Overview
A global leader in mobility and asset solutions — spanning elevators, escalators, and moving walkways — was operating under a reactive maintenance model that led to costly unplanned downtime, safety risks, and growing customer dissatisfaction. With thousands of units deployed across commercial, residential, and transit infrastructure worldwide, even minor equipment failures could cascade into significant operational disruptions.
The organization partnered with Parkar to build a predictive maintenance platform powered by IoT sensors, Microsoft Azure, and Databricks. The goal was to shift from reactive break-fix cycles to a proactive, data-driven maintenance strategy that could anticipate failures before they occurred, optimize technician dispatch, and ultimately transform uptime into a competitive differentiator.
Challenge
The existing maintenance approach was unsustainable as the organization scaled its global footprint. Key challenges included:
- Unplanned Downtime: Equipment failures were detected only after they occurred, leading to extended outages, emergency repair costs, and negative impacts on building operations and tenant experience.
- Safety and Compliance Risks: Aging assets and inconsistent maintenance schedules introduced safety hazards and made it difficult to meet evolving regulatory and compliance standards across different regions.
- Escalating Maintenance Costs: A reactive model meant higher spare-parts inventory, frequent emergency dispatches, and inefficient technician utilization — all driving up total cost of ownership for both the organization and its customers.
Solution
Parkar designed and delivered an end-to-end predictive maintenance platform built on four core components, enabling the organization to harness real-time data from thousands of connected assets worldwide.
IoT Data Backbone
Thousands of IoT sensors were deployed across elevators, escalators, and walkways to capture real-time telemetry — including vibration, temperature, motor current, door cycle counts, and ride quality metrics.
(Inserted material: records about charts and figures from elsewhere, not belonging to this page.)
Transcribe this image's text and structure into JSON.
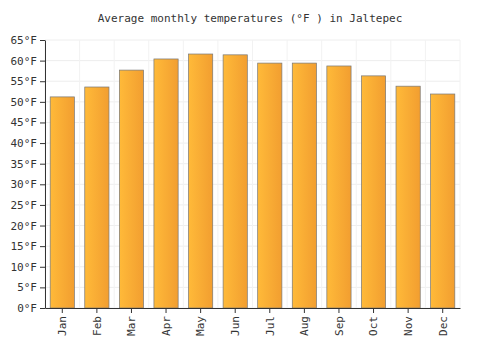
{
  "chart_data": {
    "type": "bar",
    "title": "Average monthly temperatures (°F ) in Jaltepec",
    "categories": [
      "Jan",
      "Feb",
      "Mar",
      "Apr",
      "May",
      "Jun",
      "Jul",
      "Aug",
      "Sep",
      "Oct",
      "Nov",
      "Dec"
    ],
    "values": [
      51.2,
      53.6,
      57.7,
      60.4,
      61.6,
      61.4,
      59.4,
      59.4,
      58.7,
      56.3,
      53.8,
      51.9
    ],
    "color": "#ffa733",
    "ylim": [
      0,
      65
    ],
    "yticks": [
      {
        "value": 0,
        "label": "0°F"
      },
      {
        "value": 5,
        "label": "5°F"
      },
      {
        "value": 10,
        "label": "10°F"
      },
      {
        "value": 15,
        "label": "15°F"
      },
      {
        "value": 20,
        "label": "20°F"
      },
      {
        "value": 25,
        "label": "25°F"
      },
      {
        "value": 30,
        "label": "30°F"
      },
      {
        "value": 35,
        "label": "35°F"
      },
      {
        "value": 40,
        "label": "40°F"
      },
      {
        "value": 45,
        "label": "45°F"
      },
      {
        "value": 50,
        "label": "50°F"
      },
      {
        "value": 55,
        "label": "55°F"
      },
      {
        "value": 60,
        "label": "60°F"
      },
      {
        "value": 65,
        "label": "65°F"
      }
    ],
    "grid": true
  }
}
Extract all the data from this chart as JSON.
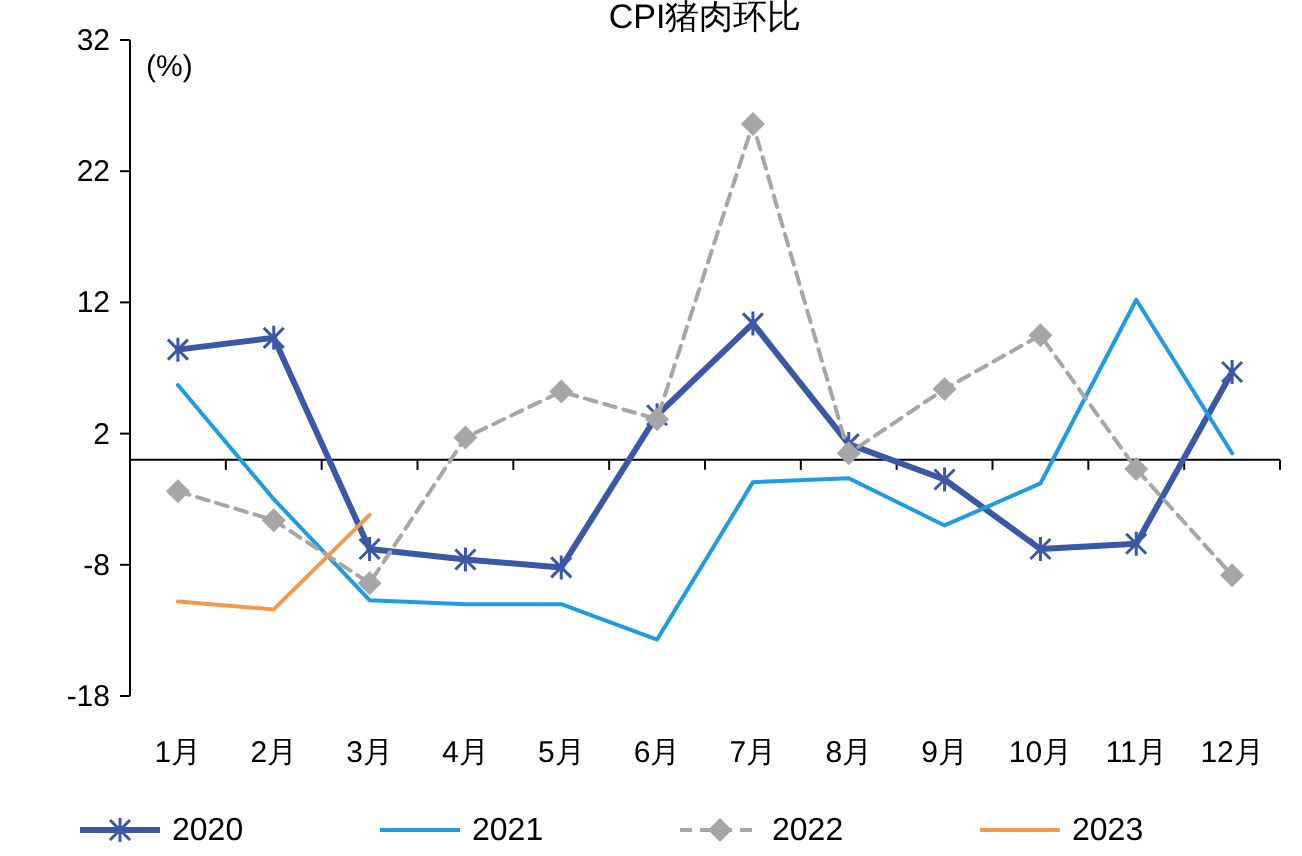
{
  "chart_data": {
    "type": "line",
    "title": "CPI猪肉环比",
    "annotations": [
      "(%)"
    ],
    "categories": [
      "1月",
      "2月",
      "3月",
      "4月",
      "5月",
      "6月",
      "7月",
      "8月",
      "9月",
      "10月",
      "11月",
      "12月"
    ],
    "ylim": [
      -18,
      32
    ],
    "yticks": [
      -18,
      -8,
      2,
      12,
      22,
      32
    ],
    "grid": false,
    "legend": "bottom",
    "series": [
      {
        "name": "2020",
        "color": "#3a58a6",
        "marker": "cross",
        "line_style": "solid",
        "values": [
          8.4,
          9.3,
          -6.8,
          -7.6,
          -8.2,
          3.4,
          10.4,
          1.2,
          -1.5,
          -6.8,
          -6.4,
          6.7
        ]
      },
      {
        "name": "2021",
        "color": "#1f9be0",
        "marker": "none",
        "line_style": "solid",
        "values": [
          5.7,
          -3.0,
          -10.7,
          -11,
          -11,
          -13.7,
          -1.7,
          -1.4,
          -5,
          -1.8,
          12.2,
          0.5
        ]
      },
      {
        "name": "2022",
        "color": "#a6a6a6",
        "marker": "diamond",
        "line_style": "dashed",
        "values": [
          -2.4,
          -4.6,
          -9.4,
          1.7,
          5.2,
          3.1,
          25.6,
          0.5,
          5.4,
          9.5,
          -0.7,
          -8.8
        ]
      },
      {
        "name": "2023",
        "color": "#f4994a",
        "marker": "none",
        "line_style": "solid",
        "values": [
          -10.8,
          -11.4,
          -4.2,
          null,
          null,
          null,
          null,
          null,
          null,
          null,
          null,
          null
        ]
      }
    ]
  }
}
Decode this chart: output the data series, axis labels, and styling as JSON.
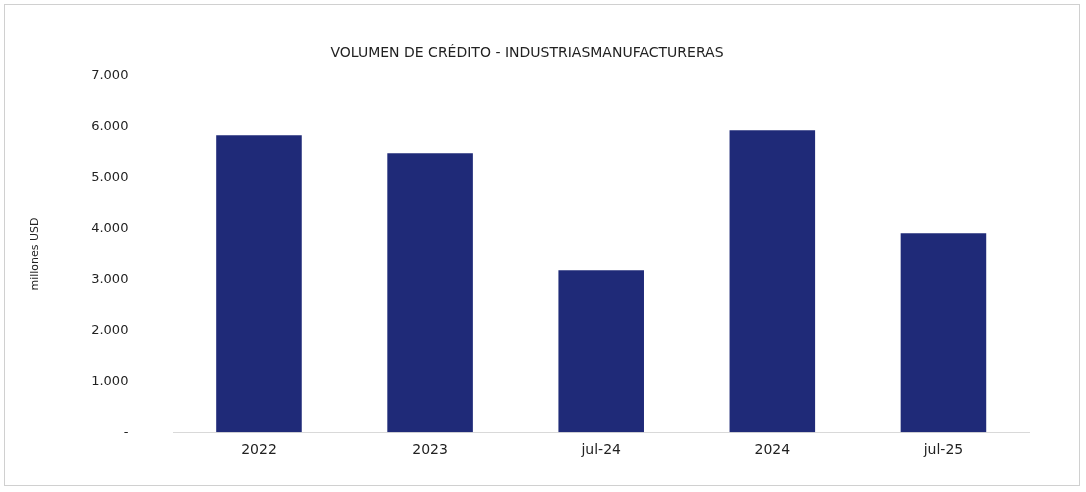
{
  "chart_data": {
    "type": "bar",
    "title": "VOLUMEN DE CRÉDITO - INDUSTRIASMANUFACTURERAS",
    "ylabel": "millones USD",
    "categories": [
      "2022",
      "2023",
      "jul-24",
      "2024",
      "jul-25"
    ],
    "values": [
      5830,
      5480,
      3180,
      5930,
      3910
    ],
    "color": "#1f2a78",
    "ylim": [
      0,
      7000
    ],
    "yticks": [
      {
        "value": 0,
        "label": "-"
      },
      {
        "value": 1000,
        "label": "1.000"
      },
      {
        "value": 2000,
        "label": "2.000"
      },
      {
        "value": 3000,
        "label": "3.000"
      },
      {
        "value": 4000,
        "label": "4.000"
      },
      {
        "value": 5000,
        "label": "5.000"
      },
      {
        "value": 6000,
        "label": "6.000"
      },
      {
        "value": 7000,
        "label": "7.000"
      }
    ],
    "grid": false,
    "legend": false
  }
}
Data was ingested through Azure IoT Hub, providing a reliable, scalable pipeline from edge devices to the cloud.
Azure + Databricks Analytics Engine
A Lakehouse architecture built on Azure Data Lake Storage and Databricks provided the foundation for advanced analytics. Machine learning models were trained on historical maintenance records, failure logs, and sensor data to predict component degradation and remaining useful life. These models enabled condition-based maintenance scheduling, replacing rigid time-based intervals with intelligent, data-driven triggers.
Governed Data Fabric
Microsoft Purview and Databricks Unity Catalog were implemented to create a governed data fabric across the organization. This ensured data lineage, quality, and access controls were maintained as the platform scaled — critical for regulatory compliance and cross-regional data sharing.
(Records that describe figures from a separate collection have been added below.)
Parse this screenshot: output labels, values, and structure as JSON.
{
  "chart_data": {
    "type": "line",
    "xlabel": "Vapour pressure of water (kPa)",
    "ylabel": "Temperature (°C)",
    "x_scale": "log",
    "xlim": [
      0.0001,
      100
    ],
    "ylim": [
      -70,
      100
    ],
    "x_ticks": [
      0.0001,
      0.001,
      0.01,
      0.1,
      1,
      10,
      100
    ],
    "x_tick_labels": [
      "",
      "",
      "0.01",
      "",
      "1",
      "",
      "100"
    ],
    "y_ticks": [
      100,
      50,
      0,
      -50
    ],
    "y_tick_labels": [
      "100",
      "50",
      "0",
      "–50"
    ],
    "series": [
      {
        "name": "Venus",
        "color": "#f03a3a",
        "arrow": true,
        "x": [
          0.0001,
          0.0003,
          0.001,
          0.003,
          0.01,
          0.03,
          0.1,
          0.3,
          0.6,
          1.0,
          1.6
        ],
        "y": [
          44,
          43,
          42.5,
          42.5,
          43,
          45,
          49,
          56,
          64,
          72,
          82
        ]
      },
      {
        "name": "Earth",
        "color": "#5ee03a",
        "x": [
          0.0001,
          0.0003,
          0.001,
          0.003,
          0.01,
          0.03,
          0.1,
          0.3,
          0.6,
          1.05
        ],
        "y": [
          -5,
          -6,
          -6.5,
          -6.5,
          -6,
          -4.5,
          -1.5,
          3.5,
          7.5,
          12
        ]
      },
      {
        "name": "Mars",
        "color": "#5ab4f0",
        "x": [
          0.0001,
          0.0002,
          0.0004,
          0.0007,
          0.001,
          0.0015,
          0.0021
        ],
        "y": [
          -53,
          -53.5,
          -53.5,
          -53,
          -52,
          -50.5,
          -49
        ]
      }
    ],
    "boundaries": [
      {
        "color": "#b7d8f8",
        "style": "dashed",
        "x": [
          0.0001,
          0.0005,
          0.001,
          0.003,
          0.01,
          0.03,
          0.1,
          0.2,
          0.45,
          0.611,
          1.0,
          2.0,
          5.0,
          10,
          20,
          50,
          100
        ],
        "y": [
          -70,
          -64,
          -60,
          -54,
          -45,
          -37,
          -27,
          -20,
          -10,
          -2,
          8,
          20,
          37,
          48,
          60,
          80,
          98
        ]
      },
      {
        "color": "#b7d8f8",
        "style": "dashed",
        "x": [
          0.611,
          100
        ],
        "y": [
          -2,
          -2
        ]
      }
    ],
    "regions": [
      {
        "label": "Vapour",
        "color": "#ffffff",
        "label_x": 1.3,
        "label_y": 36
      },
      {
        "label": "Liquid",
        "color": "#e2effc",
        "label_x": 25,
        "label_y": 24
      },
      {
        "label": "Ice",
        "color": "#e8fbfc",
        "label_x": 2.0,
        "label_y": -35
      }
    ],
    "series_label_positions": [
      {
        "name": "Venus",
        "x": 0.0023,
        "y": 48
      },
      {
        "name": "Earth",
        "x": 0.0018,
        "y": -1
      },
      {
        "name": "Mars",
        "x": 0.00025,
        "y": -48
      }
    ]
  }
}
Decision Intelligence Layer
Interactive dashboards and AIONIQ copilots were deployed to put actionable insights directly into the hands of maintenance managers, field technicians, and executive stakeholders. Technicians received prioritized work orders with predicted failure windows, while leadership gained visibility into fleet health, cost trends, and SLA performance across regions.
Key Results
- 90% Reduction in Unplanned Downtime: Predictive models identified potential failures days or weeks in advance, enabling proactive intervention and dramatically reducing emergency service calls.
- 20% Lower Maintenance Costs: Condition-based scheduling optimized technician routes, reduced unnecessary inspections, and minimized spare-parts waste, delivering significant cost savings across the fleet.
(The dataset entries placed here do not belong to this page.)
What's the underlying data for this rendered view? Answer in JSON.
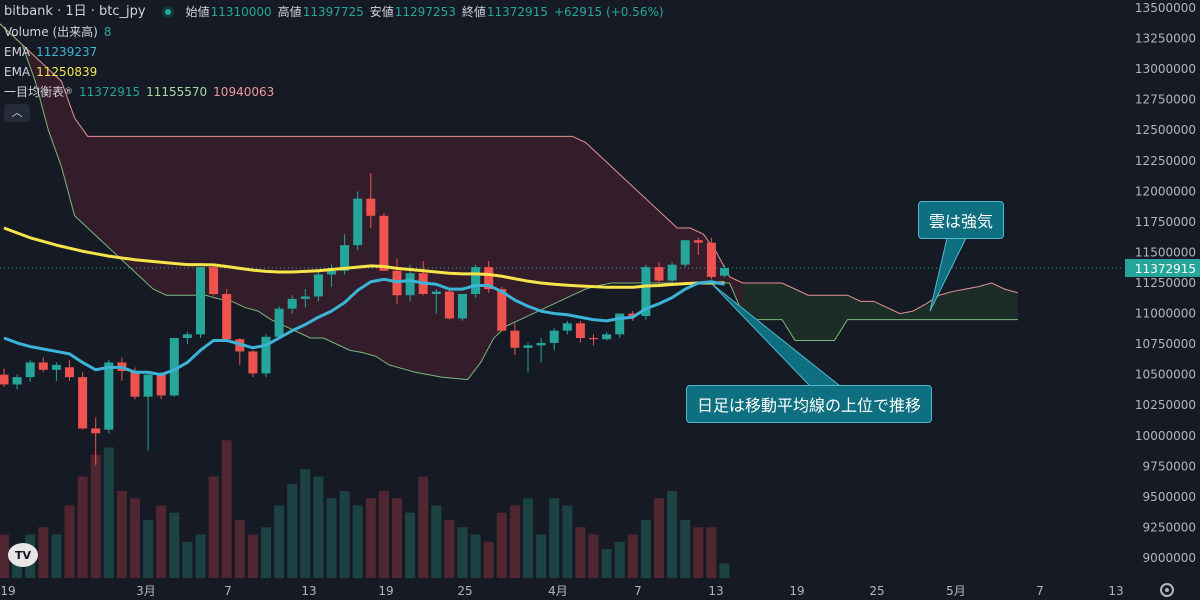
{
  "header": {
    "symbol": "bitbank · 1日 · btc_jpy",
    "open_label": "始値",
    "open": "11310000",
    "high_label": "高値",
    "high": "11397725",
    "low_label": "安値",
    "low": "11297253",
    "close_label": "終値",
    "close": "11372915",
    "change": "+62915 (+0.56%)",
    "volume_label": "Volume (出来高)",
    "volume": "8",
    "ema1_label": "EMA",
    "ema1": "11239237",
    "ema2_label": "EMA",
    "ema2": "11250839",
    "ichimoku_label": "一目均衡表",
    "ich1": "11372915",
    "ich2": "11155570",
    "ich3": "10940063"
  },
  "callouts": {
    "cloud": "雲は強気",
    "price": "日足は移動平均線の上位で推移"
  },
  "colors": {
    "up": "#26a69a",
    "down": "#ef5350",
    "ema_slow": "#f7e44a",
    "ema_fast": "#3cb4d8",
    "cloud_bear": "#3b1f2b",
    "cloud_bull": "#1f3a2b"
  },
  "chart_data": {
    "type": "candlestick",
    "y_ticks": [
      "13500000",
      "13250000",
      "13000000",
      "12750000",
      "12500000",
      "12250000",
      "12000000",
      "11750000",
      "11500000",
      "11250000",
      "11000000",
      "10750000",
      "10500000",
      "10250000",
      "10000000",
      "9750000",
      "9500000",
      "9250000",
      "9000000"
    ],
    "x_ticks": [
      "19",
      "3月",
      "7",
      "13",
      "19",
      "25",
      "4月",
      "7",
      "13",
      "19",
      "25",
      "5月",
      "7",
      "13"
    ],
    "last_price": "11372915",
    "ylim": [
      8900000,
      13550000
    ],
    "candles": [
      [
        10500000,
        10550000,
        10400000,
        10420000
      ],
      [
        10420000,
        10500000,
        10380000,
        10480000
      ],
      [
        10480000,
        10620000,
        10440000,
        10600000
      ],
      [
        10600000,
        10640000,
        10520000,
        10540000
      ],
      [
        10540000,
        10600000,
        10450000,
        10580000
      ],
      [
        10560000,
        10620000,
        10450000,
        10480000
      ],
      [
        10480000,
        10520000,
        10050000,
        10060000
      ],
      [
        10060000,
        10150000,
        9760000,
        10020000
      ],
      [
        10050000,
        10620000,
        10020000,
        10600000
      ],
      [
        10600000,
        10640000,
        10450000,
        10530000
      ],
      [
        10530000,
        10560000,
        10300000,
        10320000
      ],
      [
        10320000,
        10520000,
        9880000,
        10500000
      ],
      [
        10500000,
        10520000,
        10300000,
        10330000
      ],
      [
        10330000,
        10800000,
        10320000,
        10800000
      ],
      [
        10800000,
        10850000,
        10750000,
        10830000
      ],
      [
        10830000,
        11380000,
        10800000,
        11380000
      ],
      [
        11380000,
        11400000,
        11150000,
        11160000
      ],
      [
        11160000,
        11200000,
        10780000,
        10790000
      ],
      [
        10790000,
        10800000,
        10580000,
        10690000
      ],
      [
        10690000,
        10700000,
        10480000,
        10510000
      ],
      [
        10510000,
        10830000,
        10480000,
        10810000
      ],
      [
        10810000,
        11060000,
        10790000,
        11040000
      ],
      [
        11040000,
        11150000,
        11000000,
        11120000
      ],
      [
        11120000,
        11200000,
        11050000,
        11140000
      ],
      [
        11140000,
        11350000,
        11100000,
        11320000
      ],
      [
        11320000,
        11400000,
        11220000,
        11350000
      ],
      [
        11350000,
        11650000,
        11320000,
        11560000
      ],
      [
        11560000,
        12000000,
        11520000,
        11940000
      ],
      [
        11940000,
        12150000,
        11700000,
        11800000
      ],
      [
        11800000,
        11820000,
        11350000,
        11350000
      ],
      [
        11350000,
        11450000,
        11080000,
        11150000
      ],
      [
        11150000,
        11400000,
        11100000,
        11330000
      ],
      [
        11330000,
        11430000,
        11150000,
        11160000
      ],
      [
        11160000,
        11200000,
        11000000,
        11180000
      ],
      [
        11180000,
        11200000,
        10950000,
        10960000
      ],
      [
        10960000,
        11160000,
        10940000,
        11160000
      ],
      [
        11160000,
        11400000,
        11130000,
        11380000
      ],
      [
        11380000,
        11430000,
        11170000,
        11200000
      ],
      [
        11200000,
        11220000,
        10860000,
        10860000
      ],
      [
        10860000,
        10920000,
        10660000,
        10720000
      ],
      [
        10720000,
        10760000,
        10520000,
        10740000
      ],
      [
        10740000,
        10800000,
        10600000,
        10760000
      ],
      [
        10760000,
        10880000,
        10700000,
        10860000
      ],
      [
        10860000,
        10940000,
        10830000,
        10920000
      ],
      [
        10920000,
        10940000,
        10760000,
        10800000
      ],
      [
        10800000,
        10830000,
        10740000,
        10790000
      ],
      [
        10790000,
        10850000,
        10780000,
        10830000
      ],
      [
        10830000,
        11000000,
        10800000,
        11000000
      ],
      [
        11000000,
        11020000,
        10940000,
        10980000
      ],
      [
        10980000,
        11400000,
        10950000,
        11380000
      ],
      [
        11380000,
        11420000,
        11220000,
        11270000
      ],
      [
        11270000,
        11420000,
        11240000,
        11400000
      ],
      [
        11400000,
        11600000,
        11380000,
        11600000
      ],
      [
        11600000,
        11620000,
        11480000,
        11580000
      ],
      [
        11580000,
        11620000,
        11280000,
        11300000
      ],
      [
        11310000,
        11397725,
        11297253,
        11372915
      ]
    ],
    "ema_slow": [
      11700000,
      11660000,
      11620000,
      11590000,
      11560000,
      11535000,
      11510000,
      11490000,
      11470000,
      11455000,
      11440000,
      11430000,
      11420000,
      11410000,
      11400000,
      11400000,
      11398000,
      11385000,
      11370000,
      11355000,
      11345000,
      11340000,
      11340000,
      11345000,
      11350000,
      11360000,
      11370000,
      11380000,
      11390000,
      11385000,
      11370000,
      11360000,
      11350000,
      11340000,
      11330000,
      11325000,
      11325000,
      11320000,
      11305000,
      11285000,
      11265000,
      11250000,
      11240000,
      11232000,
      11225000,
      11220000,
      11215000,
      11215000,
      11215000,
      11225000,
      11230000,
      11238000,
      11245000,
      11250000,
      11250000,
      11250839
    ],
    "ema_fast": [
      10800000,
      10760000,
      10730000,
      10710000,
      10690000,
      10670000,
      10600000,
      10540000,
      10560000,
      10560000,
      10520000,
      10520000,
      10500000,
      10540000,
      10600000,
      10700000,
      10780000,
      10780000,
      10750000,
      10720000,
      10740000,
      10800000,
      10860000,
      10910000,
      10970000,
      11020000,
      11090000,
      11190000,
      11260000,
      11280000,
      11260000,
      11270000,
      11250000,
      11240000,
      11200000,
      11200000,
      11230000,
      11230000,
      11180000,
      11110000,
      11060000,
      11020000,
      11000000,
      10990000,
      10970000,
      10950000,
      10940000,
      10960000,
      10970000,
      11040000,
      11080000,
      11130000,
      11200000,
      11250000,
      11260000,
      11239237
    ],
    "cloud_upper": [
      13400000,
      13300000,
      13200000,
      13100000,
      13000000,
      12900000,
      12600000,
      12450000,
      12450000,
      12450000,
      12450000,
      12450000,
      12450000,
      12450000,
      12450000,
      12450000,
      12450000,
      12450000,
      12450000,
      12450000,
      12450000,
      12450000,
      12450000,
      12450000,
      12450000,
      12450000,
      12450000,
      12450000,
      12450000,
      12450000,
      12450000,
      12450000,
      12450000,
      12450000,
      12450000,
      12450000,
      12450000,
      12450000,
      12450000,
      12450000,
      12450000,
      12450000,
      12450000,
      12450000,
      12450000,
      12400000,
      12300000,
      12200000,
      12100000,
      12000000,
      11900000,
      11800000,
      11700000,
      11700000,
      11650000,
      11500000,
      11300000,
      11250000,
      11250000,
      11250000,
      11250000,
      11200000,
      11150000,
      11150000,
      11150000,
      11150000,
      11100000,
      11100000,
      11050000,
      11000000,
      11020000,
      11080000,
      11150000,
      11180000,
      11200000,
      11220000,
      11250000,
      11200000,
      11170000
    ],
    "cloud_lower": [
      13400000,
      13300000,
      13200000,
      12900000,
      12500000,
      12200000,
      11800000,
      11700000,
      11600000,
      11500000,
      11400000,
      11300000,
      11200000,
      11150000,
      11150000,
      11150000,
      11150000,
      11120000,
      11100000,
      11050000,
      11020000,
      10950000,
      10900000,
      10850000,
      10800000,
      10800000,
      10750000,
      10700000,
      10680000,
      10650000,
      10580000,
      10550000,
      10520000,
      10500000,
      10480000,
      10470000,
      10460000,
      10600000,
      10800000,
      10900000,
      10950000,
      11000000,
      11050000,
      11100000,
      11150000,
      11200000,
      11230000,
      11250000,
      11250000,
      11250000,
      11250000,
      11250000,
      11250000,
      11250000,
      11250000,
      11250000,
      11250000,
      11000000,
      10950000,
      10950000,
      10950000,
      10780000,
      10780000,
      10780000,
      10780000,
      10950000,
      10950000,
      10950000,
      10950000,
      10950000,
      10950000,
      10950000,
      10950000,
      10950000,
      10950000,
      10950000,
      10950000,
      10950000,
      10950000
    ],
    "volume": [
      0.3,
      0.2,
      0.3,
      0.35,
      0.3,
      0.5,
      0.7,
      0.85,
      0.9,
      0.6,
      0.55,
      0.4,
      0.5,
      0.45,
      0.25,
      0.3,
      0.7,
      0.95,
      0.4,
      0.3,
      0.35,
      0.5,
      0.65,
      0.75,
      0.7,
      0.55,
      0.6,
      0.5,
      0.55,
      0.6,
      0.55,
      0.45,
      0.7,
      0.5,
      0.4,
      0.35,
      0.3,
      0.25,
      0.45,
      0.5,
      0.55,
      0.3,
      0.55,
      0.5,
      0.35,
      0.3,
      0.2,
      0.25,
      0.3,
      0.4,
      0.55,
      0.6,
      0.4,
      0.35,
      0.35,
      0.1
    ]
  }
}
- Improved Safety and Compliance: Continuous monitoring and automated alerting ensured assets met safety thresholds and regulatory requirements, reducing incident risk and audit exposure.
- New Revenue Stream — Uptime-as-a-Service: The platform enabled the organization to offer premium uptime guarantees and predictive maintenance contracts to building owners and operators, creating a new, recurring revenue model.
- Higher Customer Satisfaction: Tenants and building managers experienced fewer disruptions, faster issue resolution, and greater transparency into equipment health, driving improved Net Promoter Scores and contract renewals.
The Future
- Smart Buildings Integration: Expanding IoT connectivity to integrate elevator and escalator data with broader building management systems for holistic facility intelligence.
- Energy Efficiency Optimization: Leveraging sensor data and ML models to optimize energy consumption across mobility assets, supporting sustainability goals and reducing operational costs.
- Next-Gen Asset Management: Evolving from predictive maintenance to prescriptive maintenance, where the platform not only predicts failures but recommends optimal repair strategies, parts sourcing, and technician assignments in real time.
"Our platform's strength lies in its adaptability — combining IoT, cloud analytics, and AI to turn raw equipment data into real-time decisions that keep people moving safely and efficiently."